"Why didn't they take the gun? It was worth a good deal, and the Indians hold such things in high value."
"When the Pawnees bury a warrior, they bury his weapons with him; they were afraid to take the gun; they covered his face with his hat——"
"Are you sure of that?" broke in Jack.
"Such were the words of Lone Bear, who spoke with a single tongue."
"If they left Otto three days' journey away, with his hat lying on his face, I should like to know how it comes to be here."
And Jack drew the article from under his coat, and handed it to Deerfoot. The latter did not conceal his astonishment, for he identified Otto's property at once. He asked his friend for the particulars, and received them.
Deerfoot's theory was overturned by this discovery, and it was beyond his power to explain the presence of the hat so far away from where the owner had been abandoned. It would be supposed that the discovery would throw discredit on the story told by Lone Bear, inasmuch as the two seemed irreconcilable; but such was not the case. Deerfoot did not doubt Lone Bear's words, and I make free to say just here, that subsequent discoveries proved that the vanquished Pawnee had not deviated from the truth in the first particular.

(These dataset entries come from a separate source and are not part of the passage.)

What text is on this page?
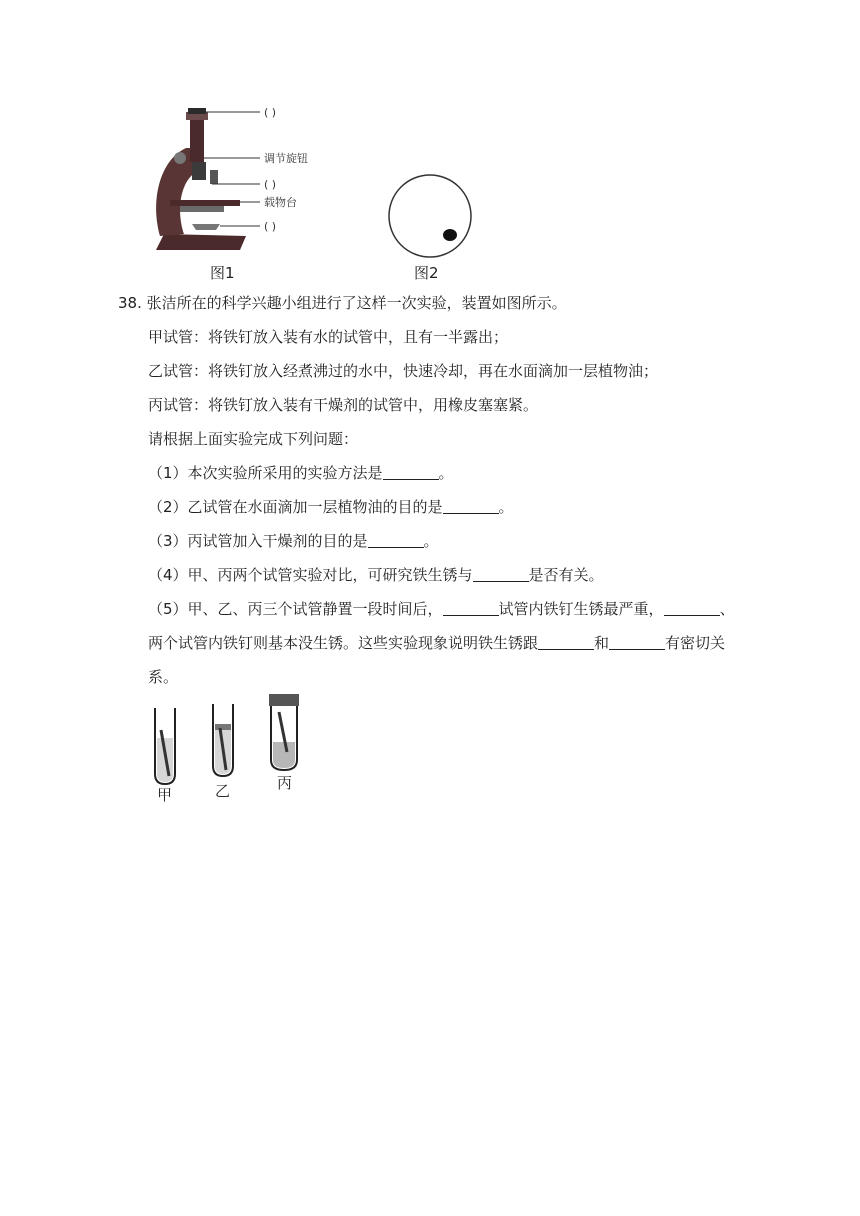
( )
调节旋钮
( )
载物台
( )
图1	图2
38. 张洁所在的科学兴趣小组进行了这样一次实验，装置如图所示。
甲试管：将铁钉放入装有水的试管中，且有一半露出；
乙试管：将铁钉放入经煮沸过的水中，快速冷却，再在水面滴加一层植物油；
丙试管：将铁钉放入装有干燥剂的试管中，用橡皮塞塞紧。
请根据上面实验完成下列问题：
（1）本次实验所采用的实验方法是	。
（2）乙试管在水面滴加一层植物油的目的是	。
（3）丙试管加入干燥剂的目的是	。
（4）甲、丙两个试管实验对比，可研究铁生锈与	是否有关。
（5）甲、乙、丙三个试管静置一段时间后，	试管内铁钉生锈最严重，	、
两个试管内铁钉则基本没生锈。这些实验现象说明铁生锈跟	和	有密切关
系。
甲	乙	丙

The active brain of the young Shawanoe grappled with the puzzling problem, and he was still unable to solve it, when the faint report of a gun was borne to the ears of himself and friends. It was so faint, indeed, that Jack Carleton just caught the sound, but it was as distinct to the warrior as if fired within a hundred yards.
I am aware that it sounds incredible when I state that the single report of the rifle, far away in the wilderness, as it was softly borne through the miles of intervening space, told the whole story to Deerfoot the Shawanoe; it solved the mystery; it made clear that which was hidden; he no longer saw through a glass darkly; the history of Otto Relstaub was as plain as if it had fallen from his own lips.
I repeat that it will seem incredible to the reader that such a thing could be true, but I shall soon make plain how it all came about.